Quando atravesso o corredor da Ala Psiquiátrica, eu ouço um barulho.
Olho para todos os lados, a procura, mas não vejo nada. Esta escuro, e por apenas um segundo, eu consigo vislumbrar um par de olhos que piscam para mim na escuridão.
E depois desaparecem.
Eu esfrego meus olhos.
– Mara se concentre. – Digo a mim mesma. Estou ali a muito tempo. Minhas asas pesam. Não foram feitas pra esse plano.
Estou imaginando coisas, só posso estar.
Quando passo pela entrada, percebo uma coisa.
Esta de noite.
Um súbito medo me preenche inteira. Aperta o meu coração. Chuta-me no estomago.
Esta de noite. Não pode estar, não pode. Não acredito que não vi isso antes.
Eu não posso estar aqui. Não de noite.
Minhas veias sem sangue começam a latejar em minha pele.
Quanto mais tempo longe do céu eu fico, menos anjo me sinto. Mais coisas humanas consigo sentir, como dor e sentimentos que nem me lembro de quanto era viva.
E de um jeito estranho, eu gosto.
E de noite as coisas pioram.
De noite, demônios ficam mais forte enquanto eu fico mais fraca.
Não espero mais nenhum segundo. Começo a correr.

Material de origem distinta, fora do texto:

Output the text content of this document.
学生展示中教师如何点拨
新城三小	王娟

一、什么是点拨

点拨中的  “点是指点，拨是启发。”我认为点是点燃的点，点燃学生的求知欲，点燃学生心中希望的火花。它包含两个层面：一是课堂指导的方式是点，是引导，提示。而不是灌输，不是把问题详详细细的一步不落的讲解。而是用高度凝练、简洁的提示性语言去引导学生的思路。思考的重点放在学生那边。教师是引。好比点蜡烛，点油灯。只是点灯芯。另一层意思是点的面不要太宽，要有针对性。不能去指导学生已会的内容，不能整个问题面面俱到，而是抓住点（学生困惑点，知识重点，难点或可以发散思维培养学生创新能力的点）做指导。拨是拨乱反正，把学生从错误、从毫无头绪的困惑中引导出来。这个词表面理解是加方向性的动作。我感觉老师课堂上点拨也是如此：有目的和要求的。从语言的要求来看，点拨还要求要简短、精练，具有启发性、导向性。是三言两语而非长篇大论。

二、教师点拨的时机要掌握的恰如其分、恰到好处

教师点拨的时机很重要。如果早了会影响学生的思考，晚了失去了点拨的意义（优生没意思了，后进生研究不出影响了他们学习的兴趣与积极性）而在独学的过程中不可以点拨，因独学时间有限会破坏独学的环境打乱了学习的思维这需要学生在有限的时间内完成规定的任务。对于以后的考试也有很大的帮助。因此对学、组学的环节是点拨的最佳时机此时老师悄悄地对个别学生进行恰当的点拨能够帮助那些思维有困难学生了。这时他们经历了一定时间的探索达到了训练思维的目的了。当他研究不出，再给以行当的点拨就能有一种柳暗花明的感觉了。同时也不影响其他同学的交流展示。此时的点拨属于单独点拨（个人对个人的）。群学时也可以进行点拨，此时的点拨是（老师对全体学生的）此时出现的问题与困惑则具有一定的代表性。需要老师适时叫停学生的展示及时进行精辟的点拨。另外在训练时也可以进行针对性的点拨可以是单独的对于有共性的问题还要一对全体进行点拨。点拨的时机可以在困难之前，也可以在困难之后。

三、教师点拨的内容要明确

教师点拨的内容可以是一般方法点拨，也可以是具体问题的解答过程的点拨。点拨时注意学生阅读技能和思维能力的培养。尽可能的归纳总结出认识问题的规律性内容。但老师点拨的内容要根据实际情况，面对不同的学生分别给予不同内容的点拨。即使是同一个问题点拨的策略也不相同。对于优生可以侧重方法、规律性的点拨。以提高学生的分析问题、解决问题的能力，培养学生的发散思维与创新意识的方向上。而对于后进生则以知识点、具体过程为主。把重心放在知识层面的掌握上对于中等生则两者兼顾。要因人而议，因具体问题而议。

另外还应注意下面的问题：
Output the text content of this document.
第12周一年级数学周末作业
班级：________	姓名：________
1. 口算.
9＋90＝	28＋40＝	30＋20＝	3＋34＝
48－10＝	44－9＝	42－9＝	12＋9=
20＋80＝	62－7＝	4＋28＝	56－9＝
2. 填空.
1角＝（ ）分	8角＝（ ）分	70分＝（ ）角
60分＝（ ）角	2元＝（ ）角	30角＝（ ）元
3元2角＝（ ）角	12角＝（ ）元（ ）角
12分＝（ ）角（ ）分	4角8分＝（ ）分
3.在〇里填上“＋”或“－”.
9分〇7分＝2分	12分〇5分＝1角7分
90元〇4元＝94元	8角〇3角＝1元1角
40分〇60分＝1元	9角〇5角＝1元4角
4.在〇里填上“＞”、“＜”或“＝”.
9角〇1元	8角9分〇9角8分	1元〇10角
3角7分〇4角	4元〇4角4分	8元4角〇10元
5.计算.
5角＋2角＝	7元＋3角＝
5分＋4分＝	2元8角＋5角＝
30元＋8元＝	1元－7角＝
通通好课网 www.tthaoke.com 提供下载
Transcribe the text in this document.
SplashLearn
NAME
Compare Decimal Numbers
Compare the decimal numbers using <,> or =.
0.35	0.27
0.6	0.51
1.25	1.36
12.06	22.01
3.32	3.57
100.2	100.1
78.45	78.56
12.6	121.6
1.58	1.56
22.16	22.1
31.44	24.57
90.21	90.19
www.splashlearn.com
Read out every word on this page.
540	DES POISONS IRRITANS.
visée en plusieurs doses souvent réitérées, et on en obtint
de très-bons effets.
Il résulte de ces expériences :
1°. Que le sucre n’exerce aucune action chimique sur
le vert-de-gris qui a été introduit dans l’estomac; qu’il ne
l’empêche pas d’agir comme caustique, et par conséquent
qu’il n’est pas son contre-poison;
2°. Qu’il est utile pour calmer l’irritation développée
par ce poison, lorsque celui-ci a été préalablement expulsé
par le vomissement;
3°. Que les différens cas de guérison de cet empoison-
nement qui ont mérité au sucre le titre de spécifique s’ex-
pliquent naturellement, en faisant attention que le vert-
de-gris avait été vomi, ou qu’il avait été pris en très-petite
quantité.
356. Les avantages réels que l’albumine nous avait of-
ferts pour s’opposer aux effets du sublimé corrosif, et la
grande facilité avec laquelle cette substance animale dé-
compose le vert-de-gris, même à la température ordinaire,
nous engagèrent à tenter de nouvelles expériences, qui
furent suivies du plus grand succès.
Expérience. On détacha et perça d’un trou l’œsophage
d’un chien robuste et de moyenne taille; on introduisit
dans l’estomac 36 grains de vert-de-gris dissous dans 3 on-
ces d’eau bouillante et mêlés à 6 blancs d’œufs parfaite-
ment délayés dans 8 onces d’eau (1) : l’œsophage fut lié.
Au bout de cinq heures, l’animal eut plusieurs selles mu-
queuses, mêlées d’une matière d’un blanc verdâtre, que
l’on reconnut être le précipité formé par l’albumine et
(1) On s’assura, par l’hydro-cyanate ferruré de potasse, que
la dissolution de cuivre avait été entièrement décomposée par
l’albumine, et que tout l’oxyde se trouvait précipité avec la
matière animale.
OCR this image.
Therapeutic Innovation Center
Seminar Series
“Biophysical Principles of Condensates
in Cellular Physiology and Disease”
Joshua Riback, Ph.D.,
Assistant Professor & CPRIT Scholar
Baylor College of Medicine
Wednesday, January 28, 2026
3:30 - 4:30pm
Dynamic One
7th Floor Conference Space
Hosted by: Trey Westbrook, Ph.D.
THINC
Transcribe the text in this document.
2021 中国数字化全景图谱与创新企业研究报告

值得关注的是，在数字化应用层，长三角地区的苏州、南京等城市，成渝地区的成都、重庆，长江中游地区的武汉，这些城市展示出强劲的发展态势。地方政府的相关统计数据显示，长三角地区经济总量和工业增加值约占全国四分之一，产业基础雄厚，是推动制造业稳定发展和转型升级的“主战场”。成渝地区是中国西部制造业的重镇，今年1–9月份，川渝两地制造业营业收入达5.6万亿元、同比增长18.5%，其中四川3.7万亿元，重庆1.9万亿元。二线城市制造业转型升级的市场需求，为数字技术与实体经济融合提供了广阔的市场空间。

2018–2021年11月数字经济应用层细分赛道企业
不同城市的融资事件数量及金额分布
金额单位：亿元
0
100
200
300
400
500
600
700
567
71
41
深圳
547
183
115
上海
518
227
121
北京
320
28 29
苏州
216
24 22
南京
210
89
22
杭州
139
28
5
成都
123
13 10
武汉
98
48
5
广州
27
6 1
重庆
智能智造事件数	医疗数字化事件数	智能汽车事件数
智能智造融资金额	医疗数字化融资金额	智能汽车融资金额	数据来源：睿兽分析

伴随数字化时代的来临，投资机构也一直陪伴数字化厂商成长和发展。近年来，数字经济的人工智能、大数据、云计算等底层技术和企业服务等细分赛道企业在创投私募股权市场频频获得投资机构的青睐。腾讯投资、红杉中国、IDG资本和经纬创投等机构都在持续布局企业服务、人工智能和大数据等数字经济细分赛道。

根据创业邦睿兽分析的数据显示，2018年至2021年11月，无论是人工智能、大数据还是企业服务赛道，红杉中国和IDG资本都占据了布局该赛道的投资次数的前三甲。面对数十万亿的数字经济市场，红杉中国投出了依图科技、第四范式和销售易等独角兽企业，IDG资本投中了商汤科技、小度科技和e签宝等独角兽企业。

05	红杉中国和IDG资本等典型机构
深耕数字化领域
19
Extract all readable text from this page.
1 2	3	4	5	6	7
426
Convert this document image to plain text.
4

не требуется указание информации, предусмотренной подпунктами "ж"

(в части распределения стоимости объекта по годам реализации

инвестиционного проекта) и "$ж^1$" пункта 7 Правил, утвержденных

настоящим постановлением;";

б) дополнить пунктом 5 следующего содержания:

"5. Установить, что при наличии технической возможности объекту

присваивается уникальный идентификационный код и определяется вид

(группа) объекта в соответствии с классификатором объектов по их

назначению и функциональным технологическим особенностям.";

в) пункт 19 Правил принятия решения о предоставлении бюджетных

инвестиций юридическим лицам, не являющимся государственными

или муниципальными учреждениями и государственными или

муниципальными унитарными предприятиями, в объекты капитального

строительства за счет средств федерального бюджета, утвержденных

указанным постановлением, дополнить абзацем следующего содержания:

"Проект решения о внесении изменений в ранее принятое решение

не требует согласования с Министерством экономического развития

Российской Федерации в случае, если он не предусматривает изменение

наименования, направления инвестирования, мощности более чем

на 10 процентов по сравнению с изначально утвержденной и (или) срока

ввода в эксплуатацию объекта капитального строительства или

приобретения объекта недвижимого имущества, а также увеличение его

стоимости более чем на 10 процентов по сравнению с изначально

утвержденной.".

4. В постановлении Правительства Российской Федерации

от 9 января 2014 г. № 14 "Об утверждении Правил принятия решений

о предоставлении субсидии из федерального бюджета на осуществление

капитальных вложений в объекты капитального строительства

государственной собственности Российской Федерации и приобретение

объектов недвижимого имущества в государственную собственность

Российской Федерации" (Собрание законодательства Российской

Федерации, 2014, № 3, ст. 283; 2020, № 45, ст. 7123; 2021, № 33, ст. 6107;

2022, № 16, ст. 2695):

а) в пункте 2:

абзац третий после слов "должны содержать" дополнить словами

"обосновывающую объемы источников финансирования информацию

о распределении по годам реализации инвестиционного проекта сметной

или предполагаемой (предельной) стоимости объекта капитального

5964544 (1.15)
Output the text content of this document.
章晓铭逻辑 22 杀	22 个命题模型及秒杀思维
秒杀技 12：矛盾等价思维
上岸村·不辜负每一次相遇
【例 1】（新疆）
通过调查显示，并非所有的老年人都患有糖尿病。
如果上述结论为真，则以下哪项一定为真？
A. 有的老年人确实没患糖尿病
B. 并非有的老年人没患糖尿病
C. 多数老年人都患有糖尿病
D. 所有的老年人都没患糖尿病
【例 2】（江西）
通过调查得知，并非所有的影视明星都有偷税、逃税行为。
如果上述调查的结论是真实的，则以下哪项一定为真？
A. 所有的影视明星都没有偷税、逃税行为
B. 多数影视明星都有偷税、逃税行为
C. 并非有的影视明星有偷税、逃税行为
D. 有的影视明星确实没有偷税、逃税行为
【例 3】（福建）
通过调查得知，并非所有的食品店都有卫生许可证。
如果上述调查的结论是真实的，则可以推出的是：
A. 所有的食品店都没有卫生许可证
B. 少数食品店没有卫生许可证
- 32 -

Enquanto corro para a ala infantil (o único lugar que eu vou poder invocar um portal a essa hora) percebo os olhos, em todas as curvas e em todos os cantos escuros, piscando pra mim. Eu corro mais. Minhas pernas começam a ficarem mais fracas, ameaçando cair. Preciso do portal e preciso agora. Estou aqui a tempo de mais.
No céu nós não temos tempo, não como aqui. Não do jeito que os ponteiros se arrastam nos relógios. Lá, é sempre de dia, e a noite nunca vem para transformar nossos contos de fada em histórias de terror.
Quando alcanço a ala infantil, há um demônio me esperando lá.
Ele sorri para mim. Percebo os mesmos olhos de ontem.
É o mesmo demônio que quase me pegou.
– Bom ver você de novo. – Ele diz de um modo quase encantador. Quase acredito nele.
Quase.
Demonios são feitos pra isso. Pra seduzir, pra manipular. Pra te enfiar nos seus joguinhos doentios na primeira oportunidade.
– Me deixe ir. – Eu engulo em seco conforme engulo meu orgulho.
Estou fraca fraca demais e não me importo mais se vou ter que implorar. Todas as minhas articulações ardem e eu sinto que vão rasgar.
O demônio se aproxima. Seu corpo é musculoso e muito bem esculpido, seus olhos são imensamente negros, como se nem existisse uma iris. Ele sorri com seus dentes perfeitos e se aproxima.
– Creio que isso não vá acontecer, meu pequeno anjo. – Ele chega mais perto. Eu recuo de costas.
Ele se aproxima. Eu recuo.
Ele se aproxima mais.
Eu encontro a parede.
Estou encurralada em um canto sem nenhum lugar pra correr. Um beco sem saída e agora apenas Deus sabe o que ele vai fazer comigo.
Deus.
Onde esta ele agora?
– Vamos nos divertir primeiro – Suas mãos vão para o meu queixo, e seu cheiro de enxofre me deixa tonta. Cheira como o inferno. – Uma menina tão linda... um corpo tão adorável... Uma pena ser um anjo. Se você fosse um demônio, nós iríamos nos divertir tanto. – Ele agarra minha cintura. – Não vejo o que nos impede agora.
Eu quero morrer. Quero morrer uma duas centenas de vezes, tudo de novo, apenas pare que ele não me toque assim. Estou profundamente enojada, mas estou com ainda mais medo.
E deveria.
– Como se chama, anjinho? - Meu coração pula, uma duas três vezes mais rápido.
– Mara – Fico surpresa por ainda conseguir falar.
– Mara, querida, eu sou Derek, e guarde bem este nome. É ele que você gritará esta noite.
Eu me encolho. Derek me arrasta pela cintura. Me lança contra a parede.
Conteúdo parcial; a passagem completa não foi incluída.